太良庄(読み)たらのしよう

日本歴史地名大系 「太良庄」の解説

太良庄
たらのしよう

西は高塚たかつか、東は野木のぎ(現遠敷郡上中町)を麓とする山で三方を囲まれ、南はきた川に接する谷を中心に成立した荘園近世の太良庄村の地にあたる。式内社丹生にう神社(一の宮と称する)のある丹生谷と太良谷に分れ、「和名抄」の丹生郷の一部と思われる。

天治二年(一一二五)下野守平師季の子丹生次郎隆清からその私領松永まつなが恒枝つねえだ名田・東郷丹生村・西郷太郎畠などを譲与された太郎忠政が、この田畠を中心に西郷・東郷の田地を加え、国衙領の中の独自な単位として太良保を成立させたのに始まる。ただし史料の初見は忠政死後の仁平元年(一一五一)その母が孫の若丸に丹生村・太良保などの所領を付属した時である(三月日付「丹生隆清跡田畠付属状案」東寺百合文書。以下、同文書は個別文書名のみ記す)。成人した若丸は叡山に上って丹生出羽房雲厳を名乗ったが、治承二年(一一七八)当国の知行国主平経盛により太良保の公文職に補任された。これよりさき承安三年(一一七三)雲厳の師凱雲は太良谷に薬師堂を建立し、雲厳は末武すえたけ名といわれたさきの所領をこれに預けている。凱雲はさらに無主荒野を開発、文治二年(一一八六)留守所によって一町五段の田地を馬上免として認められた(二月日付「大法師凱雲解案」)。一方、この間に起こった治承・寿永の乱にあたり、雲厳は若狭国最大の在庁官人であり御家人であった稲庭時定の指揮の下に鎌倉殿御家人となり、公文職も国主により再三安堵された。しかし時定が失脚島津忠久の兄弟津々見(若狭)忠季が守護に補任され、太良保の地頭職となるに及んで雲厳は苦境に陥り、承元二年(一二〇八)時定の子時国に公文職・末武名・薬師堂馬上免などいっさいの所領を譲り、引退する。

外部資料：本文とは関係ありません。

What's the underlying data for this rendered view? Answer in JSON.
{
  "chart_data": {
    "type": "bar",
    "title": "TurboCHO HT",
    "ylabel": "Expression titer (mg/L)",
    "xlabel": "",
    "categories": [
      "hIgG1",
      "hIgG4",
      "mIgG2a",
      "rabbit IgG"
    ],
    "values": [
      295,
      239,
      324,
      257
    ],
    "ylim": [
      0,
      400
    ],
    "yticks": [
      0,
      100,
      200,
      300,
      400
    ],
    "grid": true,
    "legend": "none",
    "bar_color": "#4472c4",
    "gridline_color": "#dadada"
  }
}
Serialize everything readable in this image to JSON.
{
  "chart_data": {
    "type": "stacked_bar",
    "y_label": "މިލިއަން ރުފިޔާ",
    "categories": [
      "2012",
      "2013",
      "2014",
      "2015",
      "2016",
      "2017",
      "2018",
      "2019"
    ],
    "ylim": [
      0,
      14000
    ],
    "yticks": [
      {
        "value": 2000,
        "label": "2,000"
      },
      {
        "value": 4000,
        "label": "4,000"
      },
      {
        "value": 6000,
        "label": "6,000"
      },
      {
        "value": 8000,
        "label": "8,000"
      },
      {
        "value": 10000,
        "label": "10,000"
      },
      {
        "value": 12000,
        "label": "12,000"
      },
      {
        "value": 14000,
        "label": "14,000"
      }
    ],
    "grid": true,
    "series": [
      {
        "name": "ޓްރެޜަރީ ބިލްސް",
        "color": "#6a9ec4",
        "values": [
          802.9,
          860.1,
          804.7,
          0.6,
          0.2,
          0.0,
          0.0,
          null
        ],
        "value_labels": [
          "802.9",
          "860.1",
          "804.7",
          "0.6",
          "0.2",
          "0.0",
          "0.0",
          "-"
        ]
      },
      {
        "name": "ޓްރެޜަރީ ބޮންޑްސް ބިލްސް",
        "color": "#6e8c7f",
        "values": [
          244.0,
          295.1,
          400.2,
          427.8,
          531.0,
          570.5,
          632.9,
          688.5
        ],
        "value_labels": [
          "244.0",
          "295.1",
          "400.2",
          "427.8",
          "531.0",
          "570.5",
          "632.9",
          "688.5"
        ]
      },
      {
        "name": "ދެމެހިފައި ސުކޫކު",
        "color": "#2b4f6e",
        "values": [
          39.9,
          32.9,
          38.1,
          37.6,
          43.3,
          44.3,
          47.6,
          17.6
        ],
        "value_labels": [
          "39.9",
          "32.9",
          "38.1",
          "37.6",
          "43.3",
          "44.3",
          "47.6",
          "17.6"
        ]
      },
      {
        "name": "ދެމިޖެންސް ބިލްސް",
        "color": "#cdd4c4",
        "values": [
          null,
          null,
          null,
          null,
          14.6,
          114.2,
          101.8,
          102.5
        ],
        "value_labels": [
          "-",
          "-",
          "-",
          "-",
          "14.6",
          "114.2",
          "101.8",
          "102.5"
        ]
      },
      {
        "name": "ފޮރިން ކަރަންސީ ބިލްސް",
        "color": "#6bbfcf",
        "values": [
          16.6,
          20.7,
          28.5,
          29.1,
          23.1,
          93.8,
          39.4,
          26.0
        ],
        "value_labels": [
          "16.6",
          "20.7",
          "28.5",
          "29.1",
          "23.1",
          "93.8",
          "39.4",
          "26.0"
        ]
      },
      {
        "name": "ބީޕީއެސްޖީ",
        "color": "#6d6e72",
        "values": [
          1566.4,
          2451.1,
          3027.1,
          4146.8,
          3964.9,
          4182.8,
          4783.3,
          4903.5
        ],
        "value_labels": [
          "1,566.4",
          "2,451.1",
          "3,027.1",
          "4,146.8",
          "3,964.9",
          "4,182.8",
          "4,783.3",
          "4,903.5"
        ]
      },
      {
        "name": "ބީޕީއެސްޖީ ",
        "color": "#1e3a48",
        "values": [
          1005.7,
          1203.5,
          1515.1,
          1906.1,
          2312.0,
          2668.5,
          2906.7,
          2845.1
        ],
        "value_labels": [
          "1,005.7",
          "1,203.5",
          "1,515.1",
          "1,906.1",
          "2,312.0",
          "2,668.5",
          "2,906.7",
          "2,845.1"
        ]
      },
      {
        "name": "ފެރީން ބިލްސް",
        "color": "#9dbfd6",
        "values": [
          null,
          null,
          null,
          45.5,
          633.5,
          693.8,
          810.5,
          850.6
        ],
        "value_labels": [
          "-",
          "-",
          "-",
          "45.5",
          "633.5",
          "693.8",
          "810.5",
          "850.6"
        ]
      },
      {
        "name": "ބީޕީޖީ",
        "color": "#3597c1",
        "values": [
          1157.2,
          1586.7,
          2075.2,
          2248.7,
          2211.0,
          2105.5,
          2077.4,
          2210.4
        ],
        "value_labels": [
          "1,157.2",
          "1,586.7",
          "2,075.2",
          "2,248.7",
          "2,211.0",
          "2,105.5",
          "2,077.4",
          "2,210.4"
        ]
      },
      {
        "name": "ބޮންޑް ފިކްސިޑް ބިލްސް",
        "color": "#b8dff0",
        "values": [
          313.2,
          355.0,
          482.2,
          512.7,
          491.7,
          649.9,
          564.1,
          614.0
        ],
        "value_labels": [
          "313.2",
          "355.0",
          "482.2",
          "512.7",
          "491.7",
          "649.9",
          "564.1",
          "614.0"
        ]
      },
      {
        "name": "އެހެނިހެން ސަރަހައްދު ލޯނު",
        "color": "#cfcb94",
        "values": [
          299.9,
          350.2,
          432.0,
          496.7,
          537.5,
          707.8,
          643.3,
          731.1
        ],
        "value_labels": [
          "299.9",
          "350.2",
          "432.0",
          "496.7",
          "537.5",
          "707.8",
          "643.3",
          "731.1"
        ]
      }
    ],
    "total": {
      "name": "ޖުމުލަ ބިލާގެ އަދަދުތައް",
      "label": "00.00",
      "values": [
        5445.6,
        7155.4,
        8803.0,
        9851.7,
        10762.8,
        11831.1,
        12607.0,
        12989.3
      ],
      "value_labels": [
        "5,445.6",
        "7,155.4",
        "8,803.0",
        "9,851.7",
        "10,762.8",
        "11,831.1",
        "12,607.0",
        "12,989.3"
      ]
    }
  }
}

時国は比企の乱に連座した忠季に替わり建仁三年(一二〇三)地頭となった中条家長代官となる一方、左少将源家兼の家人となっている。その家兼の父前治部卿兼定(おそらく国主)は建保四年(一二一六)二月までに保の年貢の一部を、七条院の建立した歓喜寿かんきじゆ(跡地は現京都市下京区)の修二月雑事に充てることとしたが、これには時国の尽力もあったであろう。このとき同保は初めて太良庄といわれ、領家兼定は本家として歓喜寿院を戴く一方、時国の母中村尼を庄の公文職に補任(二月日付「前治部卿源兼定家政所下文案」)、翌年、検注を実施し、末武名を預所名とし、公文給三町と一二の百姓名を定めた。そして承久三年(一二二一)四月、七条院は官宣旨を得てこの荘を公式に歓喜寿院領としたのである。